Bisogna considerare anche un altro aspetto dell'economia statunitense, ossia l'enorme debito pubblico. Gli alti tassi di interesse e l'enorme afflusso di capitali sono serviti anche a finanziare il debito pubblico. Attualmente il debito pubblico statunitense ammonta a 7.500 miliardi di dollari e se a questa cifra aggiungiamo il debito delle famiglie americane, altri 6.000 miliardi di dollari ed il debito delle imprese, 13.000 miliardi di dollari, il debito totale statunitense è di circa 30.000 miliardi di dollari, pari al 300% dell'intero PIL. Per avere una idea della gravità della situazione è sufficiente il paragone dello stesso indice al tempo del grande crack del 1929. All'epoca il debito totale USA era del 240%. Per gli USA e per la sua economia, la sua stessa sopravvivenza è intimamente legata al fatto che il dollaro continui ad essere utilizzato come moneta di riserva di tutti gli Stati e principale moneta per gli scambi commerciali internazionali.

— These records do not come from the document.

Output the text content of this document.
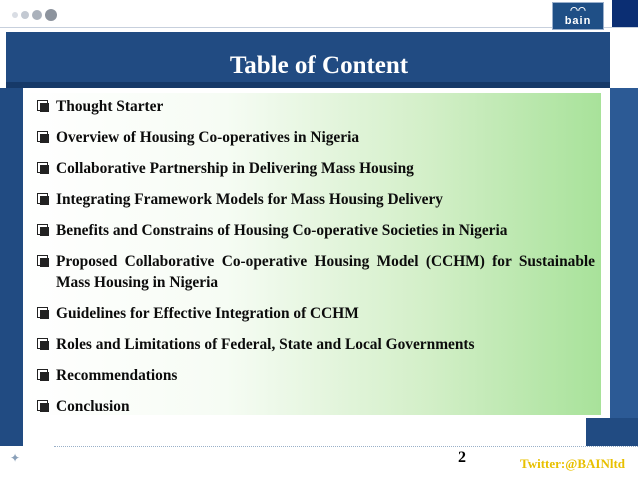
◠◠
bain
Table of Content
Thought Starter
Overview of Housing Co-operatives in Nigeria
Collaborative Partnership in Delivering Mass Housing
Integrating Framework Models for Mass Housing Delivery
Benefits and Constrains of Housing Co-operative Societies in Nigeria
Proposed Collaborative Co-operative Housing Model (CCHM) for Sustainable Mass Housing in Nigeria
Guidelines for Effective Integration of CCHM
Roles and Limitations of Federal, State and Local Governments
Recommendations
Conclusion
✦	2	Twitter:@BAINltd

Perché la guerra all'Iraq? Perché aveva armi di distruzione? Per controllare il mercato petrolifero? No. Il regime di Saddam Hussein, tra l'altro posto al potere dagli stessi statunitensi, non viene rovesciato neppure durante la prima guerra del golfo. Poteva essere facilmente sconfitto da Bush padre, ma viene lasciato al potere. Quando il regime iraqueno annuncia il passaggio all'Euro, la potenza statunitense non può far altro che intervenire militarmente. Il problema è che l'Iraq, stava spingendo all'interno dell'OPEC, di cui è paese membro, per abbandonare l'utilizzo del dollaro quale moneta di scambio per il mercato petrolifero. L'OPEC copre circa il 40% della produzione mondiale di petrolio ed i paesi membri possiedono l'80% delle riserve totali, quindi se questa organizzazione dovesse annunciare l'abbandono del dollaro, quale moneta di scambio, per gli USA si aprirebbe la strada ad una crisi irreversibile. Per gli USA, quindi, è di vitale importanza impedire che ciò si produca e soprattutto si produca nell'ambito dell'OPEC, che controlla il prodotto principale del mercato, appunto il petrolio.

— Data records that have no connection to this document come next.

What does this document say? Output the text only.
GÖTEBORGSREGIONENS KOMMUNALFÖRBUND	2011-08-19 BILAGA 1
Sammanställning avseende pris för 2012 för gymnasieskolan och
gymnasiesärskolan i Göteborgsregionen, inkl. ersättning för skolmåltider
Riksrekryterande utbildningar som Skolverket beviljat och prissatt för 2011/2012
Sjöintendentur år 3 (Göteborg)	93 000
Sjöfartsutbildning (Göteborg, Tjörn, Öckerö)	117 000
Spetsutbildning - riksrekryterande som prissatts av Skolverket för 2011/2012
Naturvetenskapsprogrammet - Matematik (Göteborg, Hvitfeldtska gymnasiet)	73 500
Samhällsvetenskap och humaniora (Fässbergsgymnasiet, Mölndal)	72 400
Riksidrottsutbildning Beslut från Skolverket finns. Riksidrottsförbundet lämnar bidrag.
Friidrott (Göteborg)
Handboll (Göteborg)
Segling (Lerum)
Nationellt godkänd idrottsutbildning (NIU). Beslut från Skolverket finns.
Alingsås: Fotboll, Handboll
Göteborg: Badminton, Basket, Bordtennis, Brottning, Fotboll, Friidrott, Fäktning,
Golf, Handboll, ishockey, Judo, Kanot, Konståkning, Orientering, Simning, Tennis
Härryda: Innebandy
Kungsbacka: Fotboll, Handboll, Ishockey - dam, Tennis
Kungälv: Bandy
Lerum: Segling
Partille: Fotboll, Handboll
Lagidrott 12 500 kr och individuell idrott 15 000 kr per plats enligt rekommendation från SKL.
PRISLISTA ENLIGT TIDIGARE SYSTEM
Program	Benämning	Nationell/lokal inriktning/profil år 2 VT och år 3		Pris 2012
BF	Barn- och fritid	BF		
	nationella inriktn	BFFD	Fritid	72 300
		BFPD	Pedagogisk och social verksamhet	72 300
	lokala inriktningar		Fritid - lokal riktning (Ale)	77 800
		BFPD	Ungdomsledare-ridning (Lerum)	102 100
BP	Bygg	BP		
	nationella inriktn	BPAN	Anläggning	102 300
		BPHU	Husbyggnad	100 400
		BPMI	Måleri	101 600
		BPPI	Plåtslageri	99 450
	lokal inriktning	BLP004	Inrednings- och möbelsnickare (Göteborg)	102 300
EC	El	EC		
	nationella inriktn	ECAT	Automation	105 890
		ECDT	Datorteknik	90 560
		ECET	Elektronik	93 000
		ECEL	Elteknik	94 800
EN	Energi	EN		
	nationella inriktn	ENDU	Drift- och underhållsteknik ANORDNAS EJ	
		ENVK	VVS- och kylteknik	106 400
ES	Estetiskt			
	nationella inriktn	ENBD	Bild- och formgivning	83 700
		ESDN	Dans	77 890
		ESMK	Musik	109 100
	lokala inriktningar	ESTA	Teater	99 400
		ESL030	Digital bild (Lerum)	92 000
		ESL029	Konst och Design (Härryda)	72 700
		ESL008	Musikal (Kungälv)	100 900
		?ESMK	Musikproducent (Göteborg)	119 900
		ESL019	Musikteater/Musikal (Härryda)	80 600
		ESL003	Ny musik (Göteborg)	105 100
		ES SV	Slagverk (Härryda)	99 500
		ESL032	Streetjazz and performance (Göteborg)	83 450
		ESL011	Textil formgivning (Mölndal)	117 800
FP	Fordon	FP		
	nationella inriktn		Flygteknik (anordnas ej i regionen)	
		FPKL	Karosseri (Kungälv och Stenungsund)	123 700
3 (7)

Gli USA hanno solo due strade: una riforma strutturale profonda dell'economia o la via militare per impedire che i paesi dell'OPEC adottino l'abbandono del dollaro. Hanno scelto la seconda via. Dopo l'invasione dell'IRAQ, tocca all'IRAN e successivamente al Venezuela, altro importante membro dell'OPEC. Il Venezuela non solo è paese produttore di petrolio, ma è un paese latinoamerciano, che sta adottando politiche che tendono a coinvolgere gli altri paesi latinoamericani in una possibile unificazione, per il momento ancora molto difficile, date le profonde differenze esistenti tra i vari stati. Però, a più lungo termine una patria grande latinoamericana dal Messico, alla terra del fuoco sarà possibile. Ciò per gli USA è doppiamente pericoloso, perchè non solo accellera l'abbandono del dollaro come mometa negli scambi della principale merce, il petrolio, ma l'America Latina è il principale mercato di sbocco dell'economia statunitense; quindi, se tale regione si indipendizzasse da Washington, gli USA perderebbero il proprio principale mercato.

È quindi chiaro che non ci potrà essere nessun accordo: la passata invasione dell'Iraq e le probabili aggressioni a Iran e Venezuela saranno inevitabili per l'imperialismo statunitense.